During my years as a real estate broker and mortgage lender representative, the 30 year fixed rate mortgage was the best option for most first time home buyers, and in many cases, home owners who were refinancing. This was true for a number of reasons, most important of which, was the lower monthly payments based on a longer term. The 30 year fixed rate mortgage was, at that time, the most popular FHA-insured mortgage type and FHA mortgages were the mortgage of choice in most markets where I did business.

However, the 30 year fixed rate mortgage was also the first choice of most conventional borrowers for some of the same reasons. The total payments were spread over a longer period of time with the interest rate set for the entire term of the mortgage. That having been said, is the 30 year mortgage still an industry standard, and does it meet the specific needs of today’s mortgage borrower? Since your financing needs are, in many cases, very unique you may wish to choose a different mortgage type.

There have been many changes in the real estate and mortgage market over the last 4 years – brought on primarily by the subprime mortgage meltdown – but even if the 30 year home loan is still an industry standard, is it the right choice for you? The answer to this question will depend on a couple of factors. If, for example, you intend to sell your home within a 5 to 7 year period it may be best to take advantage of the lower rate 5 or 7 year ARM (Adjustable Rate Mortgage) because since the total payments on a 30 year mortgage are spread over a longer period of time and the interest rate set for the entire time of the mortgage, the interest rate carried on it is higher than that on an ARM.

As we mentioned, the plus side for a 30 year home loan is lower monthly payments. This attraction is somewhat dimmed by the fact that you pay $1000s extra in interest; But, your interest is 100% tax deductible (unless the US Congress changes this feature as they may be contemplating) which does lower your after-tax cost.

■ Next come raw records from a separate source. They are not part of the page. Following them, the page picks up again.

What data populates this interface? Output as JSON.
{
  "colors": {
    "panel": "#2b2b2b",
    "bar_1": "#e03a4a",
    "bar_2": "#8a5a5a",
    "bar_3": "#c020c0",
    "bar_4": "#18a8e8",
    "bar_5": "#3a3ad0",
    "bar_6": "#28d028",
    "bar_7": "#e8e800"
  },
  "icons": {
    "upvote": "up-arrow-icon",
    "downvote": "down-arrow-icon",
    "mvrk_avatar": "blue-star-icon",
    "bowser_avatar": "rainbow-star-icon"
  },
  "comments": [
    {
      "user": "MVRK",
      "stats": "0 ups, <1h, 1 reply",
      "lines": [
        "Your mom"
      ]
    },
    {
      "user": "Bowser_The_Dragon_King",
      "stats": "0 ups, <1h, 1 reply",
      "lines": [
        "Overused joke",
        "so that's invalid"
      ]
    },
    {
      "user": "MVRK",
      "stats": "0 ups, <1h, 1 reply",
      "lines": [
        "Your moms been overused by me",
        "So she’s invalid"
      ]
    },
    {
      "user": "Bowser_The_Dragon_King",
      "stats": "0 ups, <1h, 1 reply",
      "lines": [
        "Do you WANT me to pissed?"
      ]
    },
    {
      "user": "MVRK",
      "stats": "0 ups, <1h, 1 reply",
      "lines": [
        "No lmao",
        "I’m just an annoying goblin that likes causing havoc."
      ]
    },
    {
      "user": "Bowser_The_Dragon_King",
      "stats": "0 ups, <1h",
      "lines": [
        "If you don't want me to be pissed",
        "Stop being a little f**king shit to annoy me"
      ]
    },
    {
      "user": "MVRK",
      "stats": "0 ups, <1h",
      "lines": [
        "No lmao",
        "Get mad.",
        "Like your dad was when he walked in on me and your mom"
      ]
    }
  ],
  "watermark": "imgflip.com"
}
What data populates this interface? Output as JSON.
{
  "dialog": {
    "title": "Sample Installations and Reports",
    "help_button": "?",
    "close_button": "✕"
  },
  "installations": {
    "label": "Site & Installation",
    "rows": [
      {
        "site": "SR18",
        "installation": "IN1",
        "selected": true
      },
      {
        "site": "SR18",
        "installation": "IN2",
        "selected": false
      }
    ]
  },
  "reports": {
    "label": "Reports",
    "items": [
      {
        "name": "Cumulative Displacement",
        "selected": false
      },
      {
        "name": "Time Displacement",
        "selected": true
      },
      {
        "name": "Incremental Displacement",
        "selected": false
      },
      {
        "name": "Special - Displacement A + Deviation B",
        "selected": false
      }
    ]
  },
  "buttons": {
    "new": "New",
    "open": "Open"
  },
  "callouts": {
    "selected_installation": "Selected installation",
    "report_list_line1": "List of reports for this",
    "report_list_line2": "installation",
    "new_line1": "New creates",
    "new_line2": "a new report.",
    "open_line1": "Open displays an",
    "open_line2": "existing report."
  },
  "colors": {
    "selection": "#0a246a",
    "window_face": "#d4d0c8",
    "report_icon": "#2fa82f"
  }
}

It offers you some flexibility so that if your financial situation changes and you have more money you can pay it off in less than 30 years, this while keeping the low monthly payments. Your payments are smaller so, in reality, you can purchase a larger roomier home. To show an example of the interest difference between 30 year home loan rates and one of the other mortgage types.

On a 30 year, 250,000 dollar loan using 4.5% interest rate your monthly payment of interest and principle would be $1,266.71; But over the next 30 years you will have paid approximately $337,500 in interest alone. Now with a 15 year home loan rate on the same amount, but a lower 15 year rate of 3.5%, you will pay $1,787.21 (principal & interest) per month and over the next 15 term, you would pay $131,250 in interest which would save you approximately $206,250 dollars.

Those numbers suggest that, if you have the will power to invest the savings gained from the lower (30 year mortgage) monthly payments, it still could be a good choice to go with the 30 year mortgage. Especially if you can find an investment that the long term payoff matches or exceeds what you would save in a 15 year mortgage. Another factor to consider is how fast you want to accrue equity in your home or to own it outright. 30 year mortgage loans take much longer for you to build equity.

The 30 mortgage is certainly attractive, and the vast majority of home buyers opted for 30-year loans based on everything that was already said; And although there have been discussion about a 35 or 40 year mortgage, and some lenders have adopted these longer term mortgages, they were never as popular as the 30 year mortgage.

However, there are still many other mortgage financing options to consider, and probably the biggest question you have to ask yourself when considering a mortgage loan is what are your financial goals? What loan plan will help you the most to reach that goal? It is clearly to your advantage to look into other home financing options for the best mortgage available for you and will best accomplish your financial goals. It may surprise you that, because of your personal situation, other plans may be more suitable for you.